What saddle is the best in the world?
There is ofcourse a golden middle ground here, where efficency and comfort is in perfect harmony, but where that is depends on you as a rider.
The biggest actual difference I can come up with is how that feel translates to handling. That's like asking for suspension settings. Some prefer the handling a little looser and some want tight. Throw geometry, wheel choice, tire pressure and all the other variables into the mix and you can't boil a bike down to it's "stiffness" to determine how fast it is.
Like Charles said, which saddle?
It make a lot of sense to me.
BTW, I am skeptical about claims that bikes "feel fast". One thing I like about Jan is he measures things, and his results in brevets (which aren't races, I understand) are impressive. I don't think we have the ability to accurately assess small changes in speed. It's like underpowered sports cars: they go zoom-zoom and feel zippy but they might still get dumped by some guy's overbuilt F350 pickup.
"Laterally stiff but vertically compliant". Kidding.
I can't say I've noticed that sensation as much. I went from riding a mid aughts aluminum race frame (with the obligatory Reynolds Ouzo Pro fork that was de rigeur on such frames) to the steel frame with a brief ride or two on a BMC Road Machine. I can say this: the steel frame is not as stiff as the aluminum frame, but the BMC wasn't either. Both the steel frame and the BMC (which I didn't ride very much) had more "snap" when standing than the aluminum frame which was uncomprimisingly stiff. The old "push the BB with your foot trick" resulted in alum frame > BMC > steel.
Now compare my steel "race" frame (which is built from Columbus Spirit, which is a thin, light tubeset ala Jan Heine's experience in that linked article) to a Surly Pacer (which I've also ridden) and they feel very different. My custom frame fits better, of course, but the front end feels much stiffer. In fact I get more flex from the ENVE fork than from the frame. But there is that sort of snap feeling I can notice that I don't feel on a Surly (which sort of just feels mushy). That's the best I can do to describe it.
Regarding the OP, stiffer is not faster. If anything, I think current trends in the peloton have resulted in less stiff frames than they were churning out ten years ago or so when aluminum was still being raced and carbon was slowly taking over. My experience on a, arguably cheaper alu frame from that era, was that it was incredibly stiff, but it sort of fought against you and on anything less than smooth as hell road, it was uncomfortable. Aluminum still kicks ass in the velodrome for a reason. There the stiffness is unlikely to slow you down as you are really looking at one hard acceleration accompanied by one or two smaller ones (depending on the race) and the course is crazy smooth.

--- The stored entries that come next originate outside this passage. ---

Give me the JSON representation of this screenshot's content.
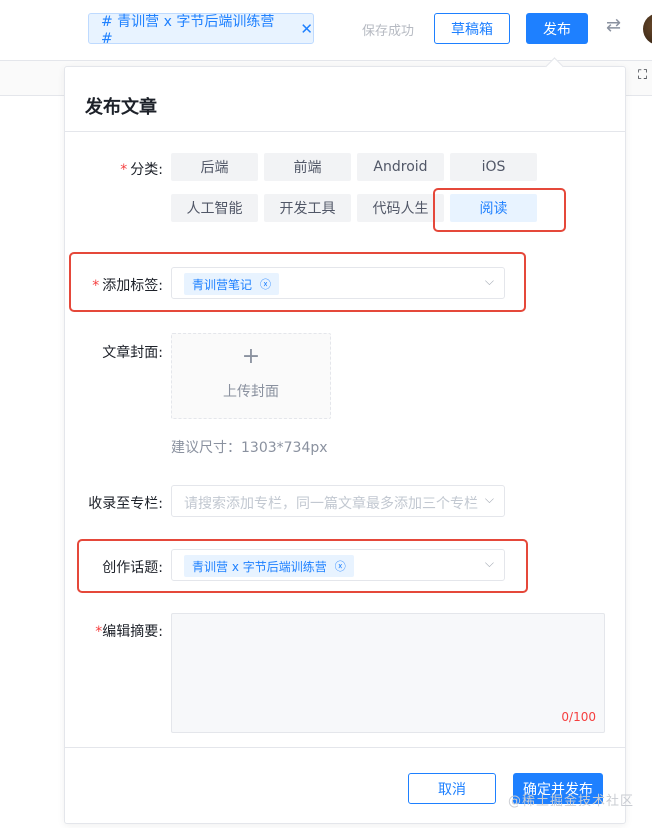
{
  "topbar": {
    "topic_chip": "# 青训营 x 字节后端训练营 #",
    "topic_chip_close": "✕",
    "save_status": "保存成功",
    "draft_button": "草稿箱",
    "publish_button": "发布"
  },
  "panel": {
    "title": "发布文章",
    "category": {
      "label": "分类:",
      "options": [
        "后端",
        "前端",
        "Android",
        "iOS",
        "人工智能",
        "开发工具",
        "代码人生",
        "阅读"
      ],
      "selected": "阅读"
    },
    "tags": {
      "label": "添加标签:",
      "chips": [
        "青训营笔记"
      ]
    },
    "cover": {
      "label": "文章封面:",
      "plus": "+",
      "upload_text": "上传封面",
      "hint": "建议尺寸：1303*734px"
    },
    "column": {
      "label": "收录至专栏:",
      "placeholder": "请搜索添加专栏，同一篇文章最多添加三个专栏"
    },
    "topic": {
      "label": "创作话题:",
      "chips": [
        "青训营 x 字节后端训练营"
      ]
    },
    "summary": {
      "label": "编辑摘要:",
      "counter": "0/100"
    },
    "cancel_button": "取消",
    "confirm_button": "确定并发布"
  },
  "watermark": "@稀土掘金技术社区",
  "colors": {
    "accent": "#1e80ff",
    "required": "#f53f3f",
    "annotation": "#e5483a"
  }
}
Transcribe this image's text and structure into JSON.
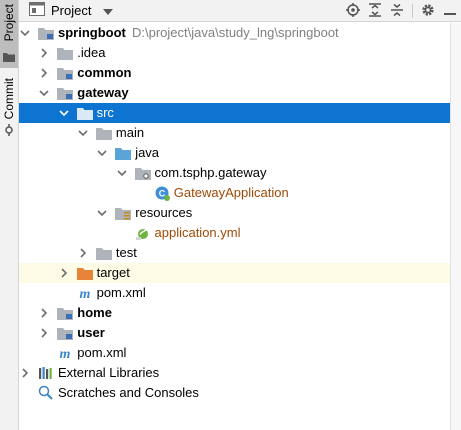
{
  "stripe": {
    "project_label": "Project",
    "commit_label": "Commit"
  },
  "header": {
    "title": "Project",
    "actions": [
      "locate-icon",
      "expand-all-icon",
      "collapse-all-icon",
      "settings-icon",
      "hide-icon"
    ]
  },
  "tree": {
    "rows": [
      {
        "label": "springboot",
        "path": "D:\\project\\java\\study_lng\\springboot",
        "icon": "module-folder",
        "bold": true,
        "expanded": true,
        "depth": 0
      },
      {
        "label": ".idea",
        "icon": "folder",
        "expanded": false,
        "depth": 1
      },
      {
        "label": "common",
        "icon": "module-folder",
        "bold": true,
        "expanded": false,
        "depth": 1
      },
      {
        "label": "gateway",
        "icon": "module-folder",
        "bold": true,
        "expanded": true,
        "depth": 1
      },
      {
        "label": "src",
        "icon": "folder",
        "expanded": true,
        "depth": 2,
        "selected": true
      },
      {
        "label": "main",
        "icon": "folder",
        "expanded": true,
        "depth": 3
      },
      {
        "label": "java",
        "icon": "source-folder",
        "expanded": true,
        "depth": 4
      },
      {
        "label": "com.tsphp.gateway",
        "icon": "package",
        "expanded": true,
        "depth": 5
      },
      {
        "label": "GatewayApplication",
        "icon": "spring-class",
        "depth": 6,
        "modified": true
      },
      {
        "label": "resources",
        "icon": "resources-folder",
        "expanded": true,
        "depth": 4
      },
      {
        "label": "application.yml",
        "icon": "yml-file",
        "depth": 5,
        "modified": true
      },
      {
        "label": "test",
        "icon": "folder",
        "expanded": false,
        "depth": 3
      },
      {
        "label": "target",
        "icon": "excluded-folder",
        "expanded": false,
        "depth": 2,
        "highlight": true
      },
      {
        "label": "pom.xml",
        "icon": "maven-file",
        "depth": 2
      },
      {
        "label": "home",
        "icon": "module-folder",
        "bold": true,
        "expanded": false,
        "depth": 1
      },
      {
        "label": "user",
        "icon": "module-folder",
        "bold": true,
        "expanded": false,
        "depth": 1
      },
      {
        "label": "pom.xml",
        "icon": "maven-file",
        "depth": 1
      },
      {
        "label": "External Libraries",
        "icon": "libraries",
        "expanded": false,
        "depth": 0
      },
      {
        "label": "Scratches and Consoles",
        "icon": "scratches",
        "depth": 0
      }
    ]
  },
  "colors": {
    "selection": "#0d74d1",
    "modified": "#9e4a06",
    "folder": "#aeb4ba",
    "source_folder": "#5aa4d8",
    "excluded_folder": "#e8843a",
    "highlight_row": "#fdfbe6"
  }
}
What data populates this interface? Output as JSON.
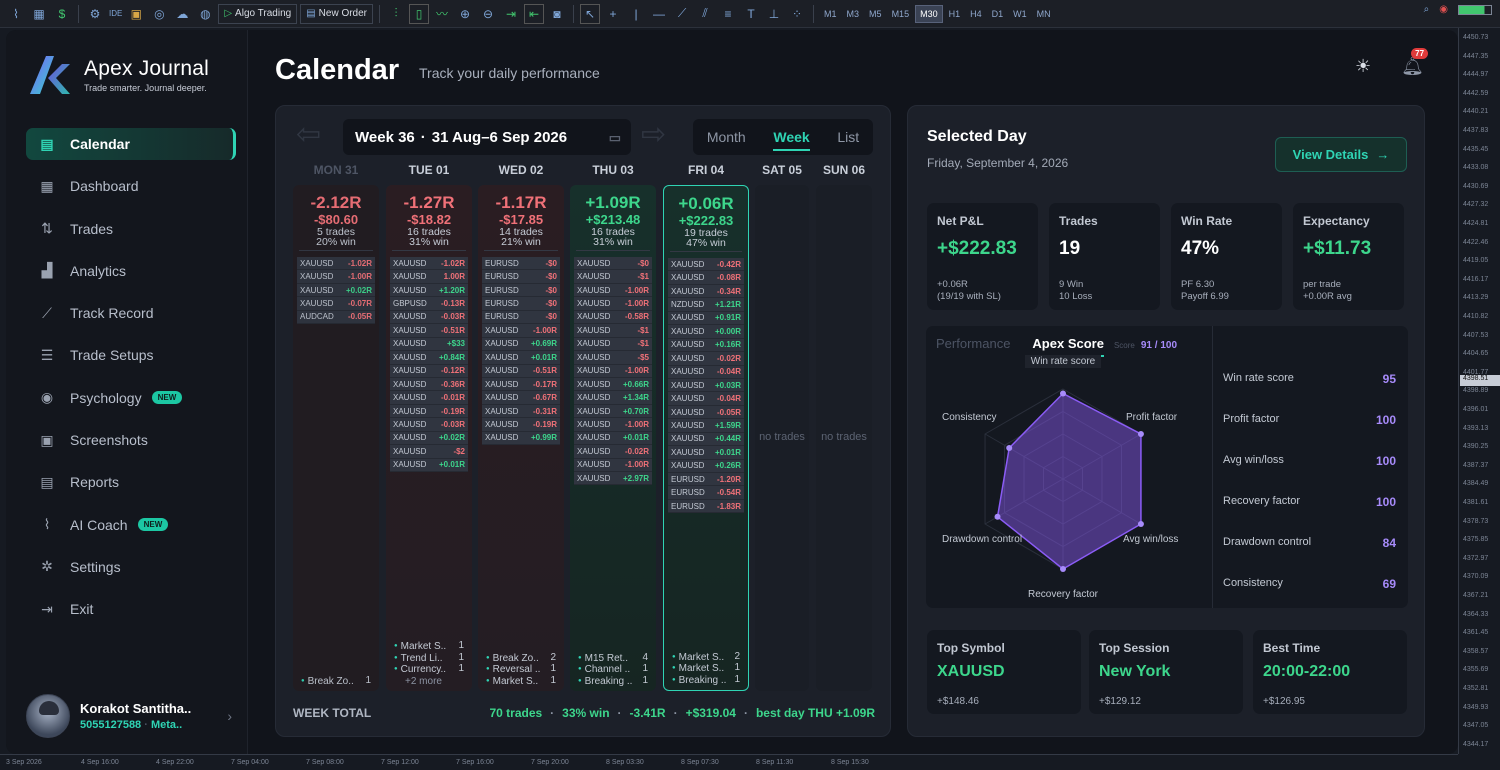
{
  "toolbar": {
    "algo_label": "Algo Trading",
    "new_order_label": "New Order",
    "ide_label": "IDE",
    "timeframes": [
      "M1",
      "M3",
      "M5",
      "M15",
      "M30",
      "H1",
      "H4",
      "D1",
      "W1",
      "MN"
    ],
    "active_timeframe": "M30"
  },
  "axis": {
    "prices": [
      "4450.73",
      "4447.35",
      "4444.97",
      "4442.59",
      "4440.21",
      "4437.83",
      "4435.45",
      "4433.08",
      "4430.69",
      "4427.32",
      "4424.81",
      "4422.46",
      "4419.05",
      "4416.17",
      "4413.29",
      "4410.82",
      "4407.53",
      "4404.65",
      "4401.77",
      "4398.89",
      "4396.01",
      "4393.13",
      "4390.25",
      "4387.37",
      "4384.49",
      "4381.61",
      "4378.73",
      "4375.85",
      "4372.97",
      "4370.09",
      "4367.21",
      "4364.33",
      "4361.45",
      "4358.57",
      "4355.69",
      "4352.81",
      "4349.93",
      "4347.05",
      "4344.17"
    ],
    "current_price": "4398.51",
    "dates": [
      "3 Sep 2026",
      "4 Sep 16:00",
      "4 Sep 22:00",
      "7 Sep 04:00",
      "7 Sep 08:00",
      "7 Sep 12:00",
      "7 Sep 16:00",
      "7 Sep 20:00",
      "8 Sep 03:30",
      "8 Sep 07:30",
      "8 Sep 11:30",
      "8 Sep 15:30"
    ]
  },
  "brand": {
    "name": "Apex Journal",
    "tagline": "Trade smarter. Journal deeper."
  },
  "nav": [
    {
      "label": "Calendar",
      "icon": "calendar-icon",
      "active": true
    },
    {
      "label": "Dashboard",
      "icon": "grid-icon"
    },
    {
      "label": "Trades",
      "icon": "arrows-icon"
    },
    {
      "label": "Analytics",
      "icon": "bar-chart-icon"
    },
    {
      "label": "Track Record",
      "icon": "trend-line-icon"
    },
    {
      "label": "Trade Setups",
      "icon": "sliders-icon"
    },
    {
      "label": "Psychology",
      "icon": "target-icon",
      "badge": "NEW"
    },
    {
      "label": "Screenshots",
      "icon": "image-icon"
    },
    {
      "label": "Reports",
      "icon": "document-icon"
    },
    {
      "label": "AI Coach",
      "icon": "pulse-icon",
      "badge": "NEW"
    },
    {
      "label": "Settings",
      "icon": "gear-icon"
    },
    {
      "label": "Exit",
      "icon": "exit-icon"
    }
  ],
  "user": {
    "name": "Korakot Santitha..",
    "id": "5055127588",
    "platform": "Meta.."
  },
  "header": {
    "title": "Calendar",
    "subtitle": "Track your daily performance",
    "notifications": "77"
  },
  "calendar": {
    "week_label": "Week 36",
    "range": "31 Aug–6 Sep 2026",
    "views": [
      "Month",
      "Week",
      "List"
    ],
    "active_view": "Week",
    "no_trades_text": "no trades",
    "days": [
      {
        "head": "MON 31",
        "dim": true,
        "r": "-2.12R",
        "usd": "-$80.60",
        "trades": "5 trades",
        "win": "20% win",
        "kind": "loss",
        "rows": [
          [
            "XAUUSD",
            "-1.02R"
          ],
          [
            "XAUUSD",
            "-1.00R"
          ],
          [
            "XAUUSD",
            "+0.02R"
          ],
          [
            "XAUUSD",
            "-0.07R"
          ],
          [
            "AUDCAD",
            "-0.05R"
          ]
        ],
        "setups": [
          [
            "Break Zo..",
            "1"
          ]
        ]
      },
      {
        "head": "TUE 01",
        "r": "-1.27R",
        "usd": "-$18.82",
        "trades": "16 trades",
        "win": "31% win",
        "kind": "loss",
        "rows": [
          [
            "XAUUSD",
            "-1.02R"
          ],
          [
            "XAUUSD",
            "1.00R"
          ],
          [
            "XAUUSD",
            "+1.20R"
          ],
          [
            "GBPUSD",
            "-0.13R"
          ],
          [
            "XAUUSD",
            "-0.03R"
          ],
          [
            "XAUUSD",
            "-0.51R"
          ],
          [
            "XAUUSD",
            "+$33"
          ],
          [
            "XAUUSD",
            "+0.84R"
          ],
          [
            "XAUUSD",
            "-0.12R"
          ],
          [
            "XAUUSD",
            "-0.36R"
          ],
          [
            "XAUUSD",
            "-0.01R"
          ],
          [
            "XAUUSD",
            "-0.19R"
          ],
          [
            "XAUUSD",
            "-0.03R"
          ],
          [
            "XAUUSD",
            "+0.02R"
          ],
          [
            "XAUUSD",
            "-$2"
          ],
          [
            "XAUUSD",
            "+0.01R"
          ]
        ],
        "setups": [
          [
            "Market S..",
            "1"
          ],
          [
            "Trend Li..",
            "1"
          ],
          [
            "Currency..",
            "1"
          ]
        ],
        "more": "+2 more"
      },
      {
        "head": "WED 02",
        "r": "-1.17R",
        "usd": "-$17.85",
        "trades": "14 trades",
        "win": "21% win",
        "kind": "loss",
        "rows": [
          [
            "EURUSD",
            "-$0"
          ],
          [
            "EURUSD",
            "-$0"
          ],
          [
            "EURUSD",
            "-$0"
          ],
          [
            "EURUSD",
            "-$0"
          ],
          [
            "EURUSD",
            "-$0"
          ],
          [
            "XAUUSD",
            "-1.00R"
          ],
          [
            "XAUUSD",
            "+0.69R"
          ],
          [
            "XAUUSD",
            "+0.01R"
          ],
          [
            "XAUUSD",
            "-0.51R"
          ],
          [
            "XAUUSD",
            "-0.17R"
          ],
          [
            "XAUUSD",
            "-0.67R"
          ],
          [
            "XAUUSD",
            "-0.31R"
          ],
          [
            "XAUUSD",
            "-0.19R"
          ],
          [
            "XAUUSD",
            "+0.99R"
          ]
        ],
        "setups": [
          [
            "Break Zo..",
            "2"
          ],
          [
            "Reversal ..",
            "1"
          ],
          [
            "Market S..",
            "1"
          ]
        ]
      },
      {
        "head": "THU 03",
        "r": "+1.09R",
        "usd": "+$213.48",
        "trades": "16 trades",
        "win": "31% win",
        "kind": "win",
        "rows": [
          [
            "XAUUSD",
            "-$0"
          ],
          [
            "XAUUSD",
            "-$1"
          ],
          [
            "XAUUSD",
            "-1.00R"
          ],
          [
            "XAUUSD",
            "-1.00R"
          ],
          [
            "XAUUSD",
            "-0.58R"
          ],
          [
            "XAUUSD",
            "-$1"
          ],
          [
            "XAUUSD",
            "-$1"
          ],
          [
            "XAUUSD",
            "-$5"
          ],
          [
            "XAUUSD",
            "-1.00R"
          ],
          [
            "XAUUSD",
            "+0.66R"
          ],
          [
            "XAUUSD",
            "+1.34R"
          ],
          [
            "XAUUSD",
            "+0.70R"
          ],
          [
            "XAUUSD",
            "-1.00R"
          ],
          [
            "XAUUSD",
            "+0.01R"
          ],
          [
            "XAUUSD",
            "-0.02R"
          ],
          [
            "XAUUSD",
            "-1.00R"
          ],
          [
            "XAUUSD",
            "+2.97R"
          ]
        ],
        "setups": [
          [
            "M15 Ret..",
            "4"
          ],
          [
            "Channel ..",
            "1"
          ],
          [
            "Breaking ..",
            "1"
          ]
        ]
      },
      {
        "head": "FRI 04",
        "r": "+0.06R",
        "usd": "+$222.83",
        "trades": "19 trades",
        "win": "47% win",
        "kind": "win",
        "selected": true,
        "rows": [
          [
            "XAUUSD",
            "-0.42R"
          ],
          [
            "XAUUSD",
            "-0.08R"
          ],
          [
            "XAUUSD",
            "-0.34R"
          ],
          [
            "NZDUSD",
            "+1.21R"
          ],
          [
            "XAUUSD",
            "+0.91R"
          ],
          [
            "XAUUSD",
            "+0.00R"
          ],
          [
            "XAUUSD",
            "+0.16R"
          ],
          [
            "XAUUSD",
            "-0.02R"
          ],
          [
            "XAUUSD",
            "-0.04R"
          ],
          [
            "XAUUSD",
            "+0.03R"
          ],
          [
            "XAUUSD",
            "-0.04R"
          ],
          [
            "XAUUSD",
            "-0.05R"
          ],
          [
            "XAUUSD",
            "+1.59R"
          ],
          [
            "XAUUSD",
            "+0.44R"
          ],
          [
            "XAUUSD",
            "+0.01R"
          ],
          [
            "XAUUSD",
            "+0.26R"
          ],
          [
            "EURUSD",
            "-1.20R"
          ],
          [
            "EURUSD",
            "-0.54R"
          ],
          [
            "EURUSD",
            "-1.83R"
          ]
        ],
        "setups": [
          [
            "Market S..",
            "2"
          ],
          [
            "Market S..",
            "1"
          ],
          [
            "Breaking ..",
            "1"
          ]
        ]
      },
      {
        "head": "SAT 05",
        "kind": "empty"
      },
      {
        "head": "SUN 06",
        "kind": "empty"
      }
    ],
    "week_total": {
      "label": "WEEK TOTAL",
      "trades": "70 trades",
      "win": "33% win",
      "r": "-3.41R",
      "usd": "+$319.04",
      "best": "best day THU +1.09R"
    }
  },
  "selected": {
    "title": "Selected Day",
    "date": "Friday, September 4, 2026",
    "view_details": "View Details",
    "stats": [
      {
        "label": "Net P&L",
        "value": "+$222.83",
        "pos": true,
        "sub1": "+0.06R",
        "sub2": "(19/19 with SL)"
      },
      {
        "label": "Trades",
        "value": "19",
        "sub1": "9 Win",
        "sub2": "10 Loss"
      },
      {
        "label": "Win Rate",
        "value": "47%",
        "sub1": "PF 6.30",
        "sub2": "Payoff 6.99"
      },
      {
        "label": "Expectancy",
        "value": "+$11.73",
        "pos": true,
        "sub1": "per trade",
        "sub2": "+0.00R avg"
      }
    ],
    "score": {
      "tab_performance": "Performance",
      "tab_apex": "Apex Score",
      "score_label": "Score",
      "score_value": "91 / 100",
      "axes": [
        {
          "name": "Win rate score",
          "value": 95
        },
        {
          "name": "Profit factor",
          "value": 100
        },
        {
          "name": "Avg win/loss",
          "value": 100
        },
        {
          "name": "Recovery factor",
          "value": 100
        },
        {
          "name": "Drawdown control",
          "value": 84
        },
        {
          "name": "Consistency",
          "value": 69
        }
      ],
      "color": "#8b5cf6"
    },
    "bottom": [
      {
        "label": "Top Symbol",
        "value": "XAUUSD",
        "sub": "+$148.46"
      },
      {
        "label": "Top Session",
        "value": "New York",
        "sub": "+$129.12"
      },
      {
        "label": "Best Time",
        "value": "20:00-22:00",
        "sub": "+$126.95"
      }
    ]
  }
}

Even if you love carbon (I like good bikes of any frame material), Henry James' FAQ regarding using steel is interesting. Especially his information on ride quality.
Aluminum, as far as I recall, is not technically stiffer than Ti or steel or composite, it usually results in stiffer frames because it is so low in density that one can make big exotic shapes that don't weigh more. My father still has a Raleigh Technicum (bonded aluminum... google it) frame from 86 or so that has fairly small diameter tubes (not even mildly oversized like a keirin frame or a boutique road job) and rode very similar to steel. The materials all have different characteristics regarding other properties (shock absorption, metal fatigue, etc) but I have been told that stiffness isn't really one of them. That more comes from what you make with it (size of tubes, shape, density of the weave, etc).
The fastest bike? The one you beat your old times on. That's one good use for Strava, haha.